Sokağa çıkma yasağı kalktıktan sonra yüzlerce kişi o bölgeye girdi. Güvenlik güçlerine yönelik silahlı saldırı gerçekleştiği için bölge tam anlamıyla kontrol altına alınamadı, olay yerinde kriminal inceleme için dizilmiş numaralar bölgeye girişler engellenemediği için oyun oynayan çocuklar tarafından toplanıp götürüldü. Bu nedenlerle sağlıklı bir inceleme henüz yapılmış değil. Zaten, aralıklı yağışlar nedeniyle de ortaya çıkarılması muhtemel bazı delillerinde saptanması olasılığı da ortadan kalkmış durumda. Olay yerindeki mermi kovanlarının bir bölümü bölge güvenlik kontrolü altında olmadığı için yurttaşlarca toplanıp götürüldü. Tahir Elçi’nin kanı hala vurulduğu yerde duruyor.
Elçi’nin vurulma olayının aydınlatılması için güvenlik güçleri ile Sivil Toplum Kuruluşlarının ilk günden itibaren işbirliği yapması gerekirdi. Delillerin sağlıklı bir şekilde toparlanması ortak akıl işi olmalıydı. Görüştüğümüz vatandaşlarında düşünceleri bu yönde. İnceleme heyetine ateş açarak sağlıklı bir çalışmanın yapılmasını engelleyen silahlı militanların üzerinde etkili olma ihtimali olanların devreye girerek bu çalışmanın yapılması sağlanmalıydı.

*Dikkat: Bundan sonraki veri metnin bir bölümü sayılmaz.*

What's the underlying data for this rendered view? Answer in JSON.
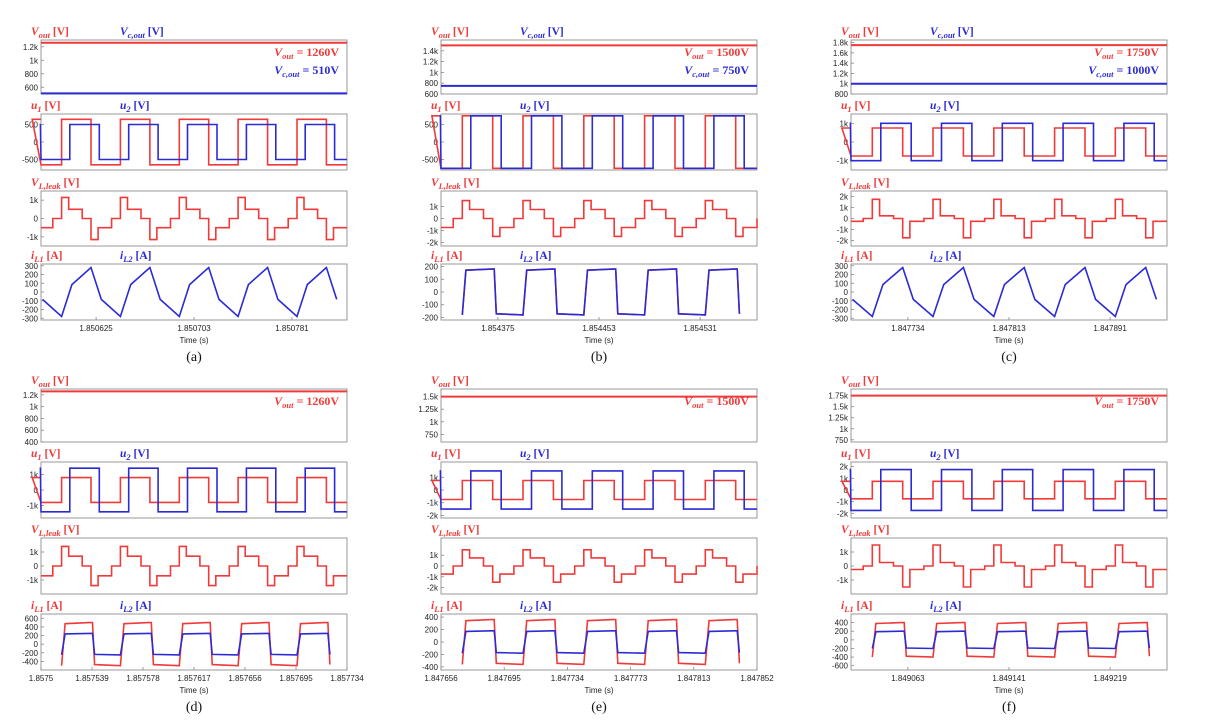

Sağlıklı bir sonuca ulaşılması ve bu konu ile ilgili net bilgilerin kamuoyu ile paylaşılması için bütün kesimlerin sağduyu ile hareket etmesi, alınan duyumlar neticesinde açıklamalar yapmaması gerekiyor.
Sur içi bölgesinin durumu
Yaklaşık 2 aydır bölge adeta savaş alanı gibi. PKK militanları, milisler ve YDG-H lı gençler tarafından kontrol altında tutulmaya çalışılan bölgede ilan edilen sokağa çıkma yasakları sırasında çıkan çatışmalardan yurttaşlar büyük zarara uğradı. Yaklaşık 10 bin kişinin bölgeyi terk ettiği biliniyor. Çıkamayanların da maddi imkânsızlıklar nedeniyle zor koşullara rağmen yaşamlarını sürdürmeye çalıştıklarını bizzat kendilerinden dinliyoruz. Sur içi bölgesinde silahlı direnç bir süre daha devam ettiği takdirde, bu durumun kentin diğer semtlerine taşınma ihtimali yüksek.
Şehit polisler
Olayın başlangıcı: Takip edilen silahlı kişilerin yakalanması için uygulanan yöntemin yanlışlığı tartışma konusu. Silahlı oldukları bilindiği halde araca yönelimleri, yeterli tedbirin alınmamış olması nedeniyle, sonrasında gelişen Tahir Elçi’nin vurulmasına yönelik komplo teorilerinin geliştirilmesine zemin yarattı. Bu nedenle, olayın bir an önce aydınlatılmasında yarar olacağı kanaatindeyim.